On Thursday night, President-elect Biden unveiled his American Rescue Plan. The new coronavirus pandemic relief package totals $1.9 trillion and would include another round of $1,400 stimulus checks for individual Americans. The proposal allocates $130 billion towards reopening schools, $25 billion for rental assistance, and another $20 billion to expand coronavirus testing. Included in the package is also a plan to raise the federal minimum wage to $15 per hour.
In a speech last week, Biden pledged to work across party lines to pass the relief plan, emphasizing the fiscal and ethical urgency “to move quickly to get the American Rescue Plan to the American people.” He passionately asserted, “We not only have an economic imperative to act now. I believe we have a moral obligation.” Nonetheless, the plan has already drawn criticism from both sides of the aisle.

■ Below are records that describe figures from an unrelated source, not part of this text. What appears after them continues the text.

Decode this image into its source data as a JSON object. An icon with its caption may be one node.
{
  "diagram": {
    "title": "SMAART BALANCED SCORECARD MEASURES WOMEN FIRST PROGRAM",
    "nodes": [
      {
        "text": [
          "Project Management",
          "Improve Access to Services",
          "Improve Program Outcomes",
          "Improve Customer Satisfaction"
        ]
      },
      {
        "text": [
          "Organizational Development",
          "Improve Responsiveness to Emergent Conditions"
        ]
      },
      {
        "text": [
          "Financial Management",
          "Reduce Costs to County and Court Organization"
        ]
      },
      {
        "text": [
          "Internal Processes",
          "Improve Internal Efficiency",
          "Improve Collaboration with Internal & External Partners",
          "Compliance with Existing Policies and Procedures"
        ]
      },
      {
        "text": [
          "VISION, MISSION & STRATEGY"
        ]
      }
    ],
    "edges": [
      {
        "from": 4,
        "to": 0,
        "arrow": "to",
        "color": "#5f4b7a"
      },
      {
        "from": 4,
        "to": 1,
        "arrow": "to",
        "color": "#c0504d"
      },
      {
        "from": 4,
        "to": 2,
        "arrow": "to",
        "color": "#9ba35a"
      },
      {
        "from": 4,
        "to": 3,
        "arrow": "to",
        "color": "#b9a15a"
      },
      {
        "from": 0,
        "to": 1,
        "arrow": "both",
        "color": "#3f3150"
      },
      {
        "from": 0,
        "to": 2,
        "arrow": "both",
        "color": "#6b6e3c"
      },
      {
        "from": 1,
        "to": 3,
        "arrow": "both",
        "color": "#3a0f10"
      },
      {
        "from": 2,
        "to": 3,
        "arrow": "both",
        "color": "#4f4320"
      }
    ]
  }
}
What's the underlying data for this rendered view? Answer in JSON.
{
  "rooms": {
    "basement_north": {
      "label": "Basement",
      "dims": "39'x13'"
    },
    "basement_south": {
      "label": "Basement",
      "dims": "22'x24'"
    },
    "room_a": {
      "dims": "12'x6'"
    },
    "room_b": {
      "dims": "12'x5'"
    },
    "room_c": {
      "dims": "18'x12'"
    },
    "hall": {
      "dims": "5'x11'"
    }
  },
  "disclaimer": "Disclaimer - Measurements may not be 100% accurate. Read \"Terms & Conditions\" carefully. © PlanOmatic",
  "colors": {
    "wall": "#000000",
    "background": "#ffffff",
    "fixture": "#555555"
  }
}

Later Thursday night, the Republican Study Committee took to Twitter to condemn the plan’s enormous price tag, noting that “the stimulus checks in Biden’s ‘relief’ plan cost as much as the inflation-adjusted cost of World War I.” Others on the Right pointed out that a rise in the minimum wage would place further economic strain on small businesses already struggling to make ends meet during the pandemic.
In an open letter to the President-elect, Senator Marco Rubio (R-FL) knocked the bill, urging Biden to instead pursue standalone legislation for stimulus checks, writing, “at a time when they need it most, we must recognize the positive message it would send to the American people and the entire world if Republicans and Democrats came together on January 20, 2021, to put the American people first.”
While Republican backlash was to be expected, the bill has also drawn criticism from many on the Left. Though Biden had promised $2,000 checks ahead of the Georgia runoff elections, actual proposed payouts fall $600 short. In a Thursday interview with The Washington Post, Representative Alexandria Ocasio-Cortez called for retroactive unemployment benefits and was quick to point out the bill’s shortcomings: “$2,000 means $2,000. $2,000 does not mean $1,400.”
Though a majority of Democrats have expressed their support, including Senator Bernie Sanders, who praised the plan as a “very strong first installment,” others on the progressive fringe of the Democratic Party have backed Ocasio-Cortez’s call for more radical relief. Among them are freshmen Cori Bush of Missouri and Jamaal Bowman of New York who complain Biden’s plan does not go far enough. Both tweeted Thursday night in support of AOC’s demand of $2,000 stimulus checks. Given the Democrat’s slim 222-211 majority in the House, party unity could prove crucial to the bill’s passage.